Quando l’Achille Lauro fu dirottata da una commando palestinese al largo di Alessandria l’8 ottobre 1985, Craxi ritenne che il miglior modo per tutelare la sicurezza dei passeggeri fosse il negoziato. Prese contatto con Yasser Arafat, leader dell’Olp (Organizzazione per la liberazione della Palestina) e ottenne l’invio di un negoziatore nella persona di Mohammed Abbas, meglio noto nel mondo della cospirazione con il nome di Abu Abbas. Il mediatore, per la verità, era anche capo del commando e, quindi, responsabile dell’operazione, ma l’accordo fu raggiunto: la nave sarebbe stata liberata e i maggiori membri dell’operazione, insieme ad Abu Abbas, sarebbero stati trasportati a Tunisi da un aereo delle linee egiziane.
I falchi di Washington, tuttavia, avevano altri progetti. Il colonnello Oliver North, funzionario del Consiglio americano per la sicurezza nazionale, propose dapprima l’abbattimento dell’aereo, poi il suo dirottamento verso l’aeroporto di Sigonella dove i marines si sarebbero impadroniti dei passeggeri e li avrebbero trasportati negli Stati Uniti. Craxi, come è noto, ordinò ai carabinieri di impedirlo.

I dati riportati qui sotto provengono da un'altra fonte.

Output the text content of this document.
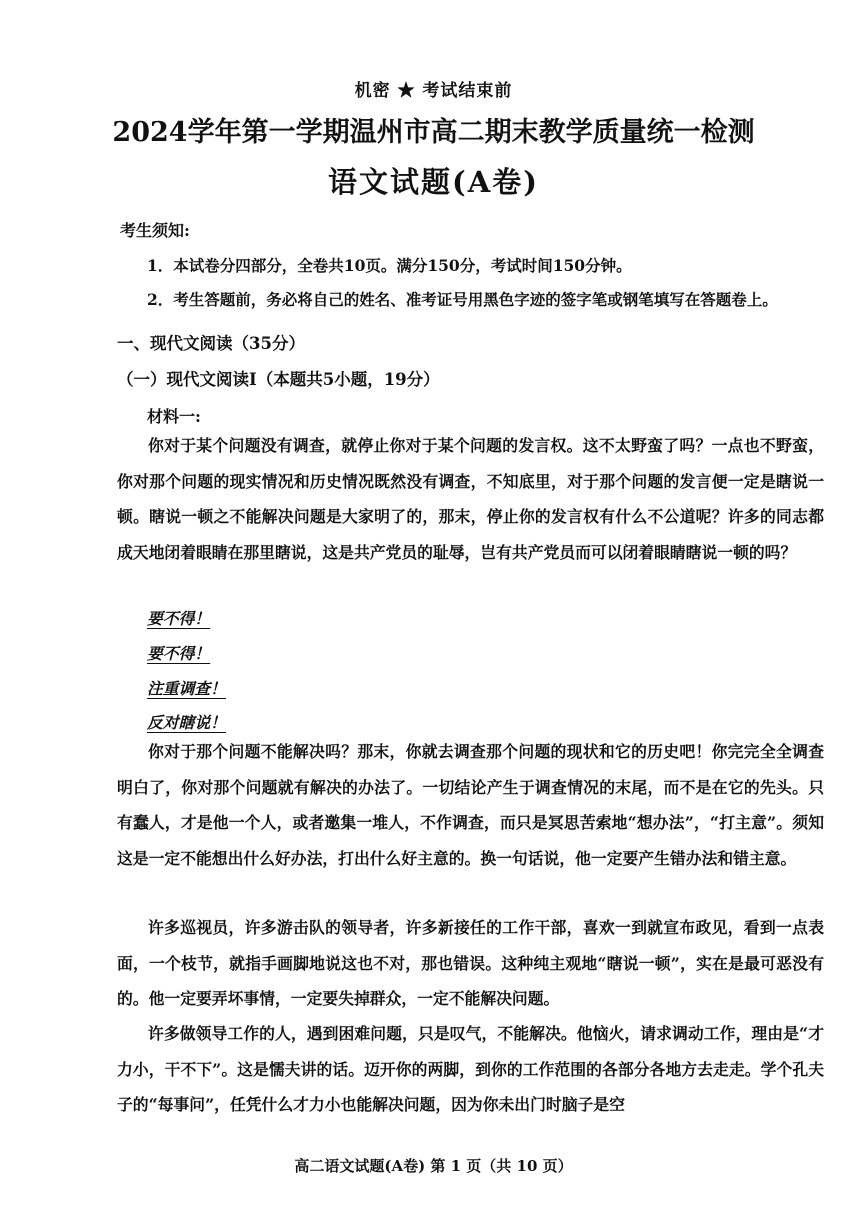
机密 ★ 考试结束前
2024学年第一学期温州市高二期末教学质量统一检测
语文试题(A卷)
考生须知:
1．本试卷分四部分，全卷共10页。满分150分，考试时间150分钟。
2．考生答题前，务必将自己的姓名、准考证号用黑色字迹的签字笔或钢笔填写在答题卷上。
一、现代文阅读（35分）
（一）现代文阅读Ⅰ（本题共5小题，19分）
材料一:
你对于某个问题没有调查，就停止你对于某个问题的发言权。这不太野蛮了吗？一点也不野蛮，你对那个问题的现实情况和历史情况既然没有调查，不知底里，对于那个问题的发言便一定是瞎说一顿。瞎说一顿之不能解决问题是大家明了的，那末，停止你的发言权有什么不公道呢？许多的同志都成天地闭着眼睛在那里瞎说，这是共产党员的耻辱，岂有共产党员而可以闭着眼睛瞎说一顿的吗？
要不得！
要不得！
注重调查！
反对瞎说！
你对于那个问题不能解决吗？那末，你就去调查那个问题的现状和它的历史吧！你完完全全调查明白了，你对那个问题就有解决的办法了。一切结论产生于调查情况的末尾，而不是在它的先头。只有蠢人，才是他一个人，或者邀集一堆人，不作调查，而只是冥思苦索地“想办法”，“打主意”。须知这是一定不能想出什么好办法，打出什么好主意的。换一句话说，他一定要产生错办法和错主意。
许多巡视员，许多游击队的领导者，许多新接任的工作干部，喜欢一到就宣布政见，看到一点表面，一个枝节，就指手画脚地说这也不对，那也错误。这种纯主观地“瞎说一顿”，实在是最可恶没有的。他一定要弄坏事情，一定要失掉群众，一定不能解决问题。
许多做领导工作的人，遇到困难问题，只是叹气，不能解决。他恼火，请求调动工作，理由是“才力小，干不下”。这是懦夫讲的话。迈开你的两脚，到你的工作范围的各部分各地方去走走。学个孔夫子的“每事问”，任凭什么才力小也能解决问题，因为你未出门时脑子是空
高二语文试题(A卷) 第 1 页（共 10 页）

Aveva sottoscritto l’impegno e intendeva onorarlo. Fu questa la ragione per cui qualche giorno dopo Abu Abbas poté lasciare l’Italia e raggiungere Belgrado.

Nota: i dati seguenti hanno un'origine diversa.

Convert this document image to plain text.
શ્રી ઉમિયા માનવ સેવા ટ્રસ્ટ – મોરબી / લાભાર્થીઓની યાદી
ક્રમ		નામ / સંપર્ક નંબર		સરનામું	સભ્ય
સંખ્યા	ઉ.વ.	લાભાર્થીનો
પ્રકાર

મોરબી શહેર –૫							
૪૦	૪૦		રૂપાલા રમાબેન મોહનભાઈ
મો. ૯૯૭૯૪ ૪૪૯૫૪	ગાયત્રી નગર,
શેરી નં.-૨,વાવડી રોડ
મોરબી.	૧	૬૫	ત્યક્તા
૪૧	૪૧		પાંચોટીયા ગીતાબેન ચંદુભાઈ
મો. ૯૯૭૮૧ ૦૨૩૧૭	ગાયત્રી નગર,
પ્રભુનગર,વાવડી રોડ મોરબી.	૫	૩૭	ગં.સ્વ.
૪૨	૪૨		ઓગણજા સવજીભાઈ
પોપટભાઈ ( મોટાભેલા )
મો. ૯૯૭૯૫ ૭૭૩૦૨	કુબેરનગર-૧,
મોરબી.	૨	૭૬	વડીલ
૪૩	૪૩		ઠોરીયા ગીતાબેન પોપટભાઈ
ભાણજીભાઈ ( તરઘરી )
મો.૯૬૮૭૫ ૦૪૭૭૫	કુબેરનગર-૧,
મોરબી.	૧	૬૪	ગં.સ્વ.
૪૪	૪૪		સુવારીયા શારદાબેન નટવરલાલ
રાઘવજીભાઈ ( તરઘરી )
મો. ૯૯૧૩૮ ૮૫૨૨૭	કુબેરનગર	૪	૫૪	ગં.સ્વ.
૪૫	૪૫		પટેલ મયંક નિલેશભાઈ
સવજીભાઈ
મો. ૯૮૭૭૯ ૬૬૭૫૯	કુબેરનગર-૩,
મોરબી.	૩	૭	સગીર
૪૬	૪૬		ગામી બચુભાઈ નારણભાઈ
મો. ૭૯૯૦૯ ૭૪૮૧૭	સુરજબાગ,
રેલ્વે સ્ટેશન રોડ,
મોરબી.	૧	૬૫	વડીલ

Una spregiudicata operazione politica? Una prova d’indifferenza per la tragica morte di Klinghoffer, assassinato dai membri del commando? Risponderò, caro Mancini, con qualche notizia su due protagonisti della vicenda. Come scrive Alessandro Silj in un libro pubblicato da Corbaccio nel 1998 (L’Alleato scomodo. I rapporti fra Roma e Washington nel Mediterraneo: Sigonella e Gheddafi), il colonnello North, nei mesi seguenti, poté dedicarsi a un’altra operazione: «una vendita di 500 missili all’Iran in cambio dei buoni uffici del governo iraniano per la liberazione di cinque ostaggi americani ancora detenuti in Libano (tra i quali il capo del bureau della Cia in quel Paese)». Abu Abbas tornò a fare il terrorista, ma nel 1996 il governo israeliano di Shimon Peres lo autorizzò ad entrare in Israele per partecipare a una riunione del Consiglio nazionale palestinese. Dopo gli accordi di Oslo era diventato pacifista e a Peres sembrò utile autorizzarlo a ritornare in circolazione. Abbas ebbe una nuova autorizzazione nel 1998 e s’installò per qualche tempo nella Striscia di Gaza dove dette una intervista a Charles M. Sennott del Boston Globe. Il presidente del governo israeliano, in questa nuova circostanza era Benjamin Netanyahu. Chi è senza colpa scagli la prima pietra.